The Jumpstart Our Business Startups Act is that rarest of Washington objects: a bill signed by President Obama, heartily endorsed by both Democrats and Republicans and championed by the likes of the U.S. Chamber of Commerce.
Which means everyone will get to share in the blame a few years from now, when fleeced investors begin filing lawsuits.
The JOBS Act, as it is known, makes it easier for start-up companies to raise money, and it makes it easier for the public to invest in start-up companies. Fine and dandy, if you're OK with exposing all those new investors to higher risks of fraud.
Indeed, it's helpful to consider the JOBS Act in the context of the kind of firm it's designed to aid: start-ups with less than $1 billion in revenue.
Companies like Bixby Energy Systems, for example. The privately owned firm, based in Ramsey, generated a big buzz a few years ago when it claimed it had developed a way to convert coal to clean-burning natural gas.

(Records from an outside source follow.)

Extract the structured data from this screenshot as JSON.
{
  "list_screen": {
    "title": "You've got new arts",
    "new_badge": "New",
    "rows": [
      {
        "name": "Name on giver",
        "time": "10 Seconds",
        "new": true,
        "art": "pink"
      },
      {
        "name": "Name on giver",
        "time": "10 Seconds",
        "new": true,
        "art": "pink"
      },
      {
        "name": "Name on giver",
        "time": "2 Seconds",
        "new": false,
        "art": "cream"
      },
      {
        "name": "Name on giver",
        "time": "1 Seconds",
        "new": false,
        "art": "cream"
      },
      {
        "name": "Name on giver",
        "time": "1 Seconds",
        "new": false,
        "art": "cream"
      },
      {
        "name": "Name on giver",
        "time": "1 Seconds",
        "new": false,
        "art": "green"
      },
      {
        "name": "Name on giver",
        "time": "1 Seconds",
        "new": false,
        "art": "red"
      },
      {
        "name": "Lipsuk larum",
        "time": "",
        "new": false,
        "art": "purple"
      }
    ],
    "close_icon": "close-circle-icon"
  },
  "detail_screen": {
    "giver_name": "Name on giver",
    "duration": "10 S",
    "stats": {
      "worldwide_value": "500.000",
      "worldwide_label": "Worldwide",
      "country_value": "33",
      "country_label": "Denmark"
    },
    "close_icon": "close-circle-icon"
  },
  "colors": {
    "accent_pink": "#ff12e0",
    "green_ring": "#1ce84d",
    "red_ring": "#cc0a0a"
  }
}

More recently, though, Bixby has been in the news because executives and individuals associated with it have pleaded guilty to criminal and/or civil charges in connection with investor losses totaling an estimated $43 million.
Amazingly, some of the things that individuals have been charged with or pleaded guilty to in connection with Bixby would be okey-dokey under the JOBS Act, including:
The number of investors: Bixby allegedly had as many as 2,000 shareholders, which means it would have run afoul of current regulations that require a company to register its common stock with the SEC once it has 500 or more shareholders. The JOBS Act lifts that limit to 2,000 investors.